While it’s possible that the city of Schenectady could get a better deal from the county over sales tax revenue sharing by threatening to go it alone with a so-called pre-emptive tax, the deal the county has offered — and that Mayor Gary McCarthy and a majority of council members seem to support — isn’t too shabby.
It would not only provide the city $500,000 — roughly 5 percent — more per year than the $11 million it now gets, it would also furnish $100,000 annually in money the city desperately needs to demolish derelict buildings and another $100,000 (total) to start its land bank. The deal would also allow the city to share the services of the county’s purchasing department and its labor contract negotiator, areas that should save the city tens of thousands of dollars.
Finally, the deal has a formula that would allow the city to reap part of the benefits from sales tax growth (collections have jumped 10 percent over the last two years): Its take would increase at the same rate that sales tax revenue does.
Is the arrangement the best the city might squeeze out of the county if it threatened to break from the county and rely completely on its own sales? Maybe yes, maybe no. The problem, as Councilwoman Leesa Perazzo points out, is the city doesn’t know what portion of the county’s total sales tax take comes from the city. Obviously, the city has the largest population, but the retail presence it once had is lacking; many stores have moved to malls and such in Rotterdam, Niskayuna and Glenville. And city residents aren’t as affluent as their suburban counterparts.

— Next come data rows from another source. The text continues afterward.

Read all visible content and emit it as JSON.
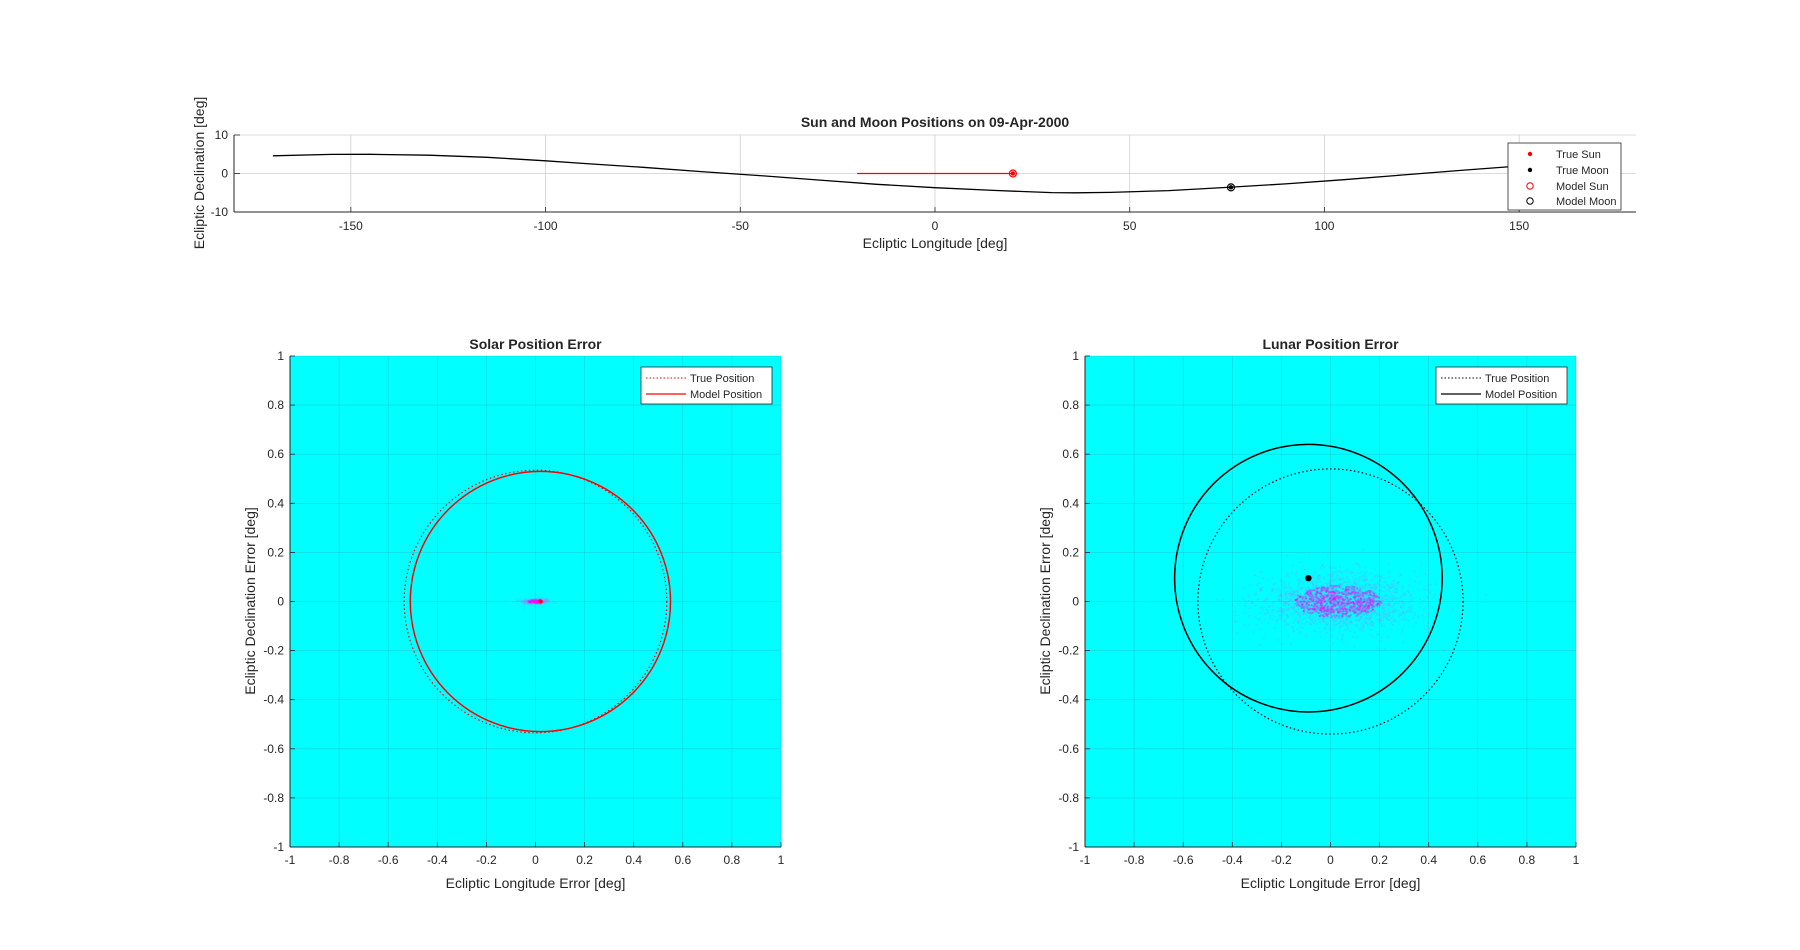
{
  "figure": {
    "background": "#ffffff",
    "colors": {
      "sun": "#ff0000",
      "moon": "#000000",
      "error_plot_bg": "#00ffff",
      "density_high": "#ff00ff",
      "density_low": "#8c8cff",
      "grid": "#d0d0d0",
      "axis": "#262626"
    }
  },
  "chart_data": [
    {
      "id": "top",
      "type": "line",
      "title": "Sun and Moon Positions on 09-Apr-2000",
      "xlabel": "Ecliptic Longitude [deg]",
      "ylabel": "Ecliptic Declination [deg]",
      "xlim": [
        -180,
        180
      ],
      "ylim": [
        -10,
        10
      ],
      "xticks": [
        -150,
        -100,
        -50,
        0,
        50,
        100,
        150
      ],
      "xtick_labels": [
        "-150",
        "-100",
        "-50",
        "0",
        "50",
        "100",
        "150"
      ],
      "yticks": [
        -10,
        0,
        10
      ],
      "ytick_labels": [
        "-10",
        "0",
        "10"
      ],
      "grid": true,
      "legend_position": "top-right",
      "legend": [
        {
          "label": "True Sun",
          "marker": "dot",
          "color": "#ff0000"
        },
        {
          "label": "True Moon",
          "marker": "dot",
          "color": "#000000"
        },
        {
          "label": "Model Sun",
          "marker": "circle",
          "color": "#ff0000"
        },
        {
          "label": "Model Moon",
          "marker": "circle",
          "color": "#000000"
        }
      ],
      "moon_track": {
        "color": "#000000",
        "x": [
          -170,
          -155,
          -145,
          -130,
          -115,
          -100,
          -90,
          -75,
          -60,
          -45,
          -30,
          -15,
          0,
          15,
          30,
          36,
          45,
          60,
          75,
          90,
          105,
          120,
          135,
          150,
          160
        ],
        "y": [
          4.6,
          4.95,
          5.0,
          4.75,
          4.2,
          3.3,
          2.6,
          1.6,
          0.5,
          -0.55,
          -1.7,
          -2.8,
          -3.7,
          -4.4,
          -4.95,
          -5.0,
          -4.9,
          -4.45,
          -3.6,
          -2.7,
          -1.6,
          -0.4,
          0.8,
          1.95,
          2.6
        ]
      },
      "sun_track": {
        "color": "#ff0000",
        "x": [
          -20,
          20
        ],
        "y": [
          0,
          0
        ]
      },
      "true_sun": {
        "x": 20,
        "y": 0
      },
      "model_sun": {
        "x": 20,
        "y": 0
      },
      "true_moon": {
        "x": 76,
        "y": -3.6
      },
      "model_moon": {
        "x": 76,
        "y": -3.6
      }
    },
    {
      "id": "solar",
      "type": "scatter",
      "title": "Solar Position Error",
      "xlabel": "Ecliptic Longitude Error [deg]",
      "ylabel": "Ecliptic Declination Error [deg]",
      "xlim": [
        -1,
        1
      ],
      "ylim": [
        -1,
        1
      ],
      "ticks": [
        -1,
        -0.8,
        -0.6,
        -0.4,
        -0.2,
        0,
        0.2,
        0.4,
        0.6,
        0.8,
        1
      ],
      "tick_labels": [
        "-1",
        "-0.8",
        "-0.6",
        "-0.4",
        "-0.2",
        "0",
        "0.2",
        "0.4",
        "0.6",
        "0.8",
        "1"
      ],
      "grid": true,
      "legend_position": "top-right",
      "legend": [
        {
          "label": "True Position",
          "style": "dotted",
          "color": "#ff0000"
        },
        {
          "label": "Model Position",
          "style": "solid",
          "color": "#ff0000"
        }
      ],
      "true_circle": {
        "cx": 0,
        "cy": 0,
        "r": 0.535
      },
      "model_circle": {
        "cx": 0.02,
        "cy": 0,
        "r": 0.53
      },
      "model_center": {
        "x": 0.02,
        "y": 0
      },
      "density_cloud": {
        "cx": 0.0,
        "cy": 0.0,
        "sx": 0.03,
        "sy": 0.006
      }
    },
    {
      "id": "lunar",
      "type": "scatter",
      "title": "Lunar Position Error",
      "xlabel": "Ecliptic Longitude Error [deg]",
      "ylabel": "Ecliptic Declination Error [deg]",
      "xlim": [
        -1,
        1
      ],
      "ylim": [
        -1,
        1
      ],
      "ticks": [
        -1,
        -0.8,
        -0.6,
        -0.4,
        -0.2,
        0,
        0.2,
        0.4,
        0.6,
        0.8,
        1
      ],
      "tick_labels": [
        "-1",
        "-0.8",
        "-0.6",
        "-0.4",
        "-0.2",
        "0",
        "0.2",
        "0.4",
        "0.6",
        "0.8",
        "1"
      ],
      "grid": true,
      "legend_position": "top-right",
      "legend": [
        {
          "label": "True Position",
          "style": "dotted",
          "color": "#000000"
        },
        {
          "label": "Model Position",
          "style": "solid",
          "color": "#000000"
        }
      ],
      "true_circle": {
        "cx": 0,
        "cy": 0,
        "r": 0.54
      },
      "model_circle": {
        "cx": -0.09,
        "cy": 0.095,
        "r": 0.545
      },
      "model_center": {
        "x": -0.09,
        "y": 0.095
      },
      "density_cloud": {
        "cx": 0.03,
        "cy": 0.0,
        "sx": 0.16,
        "sy": 0.06
      }
    }
  ]
}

So breaking away would be a gamble. Saratoga Springs tried it a number of years ago and came up short initially. Collections have since rebounded, but Schenectady is no Saratoga Springs.
With its latest offer, the county has improved its stance on this issue; before now, it didn’t give the city a share of any revenue growth during the course of an agreement. Now that it has an adjustment built in, it’s got some protection. Still, it seems that the arrangement period — eight years — is needlessly long. Why not renew every four years to account for any trends or wrinkles that might emerge?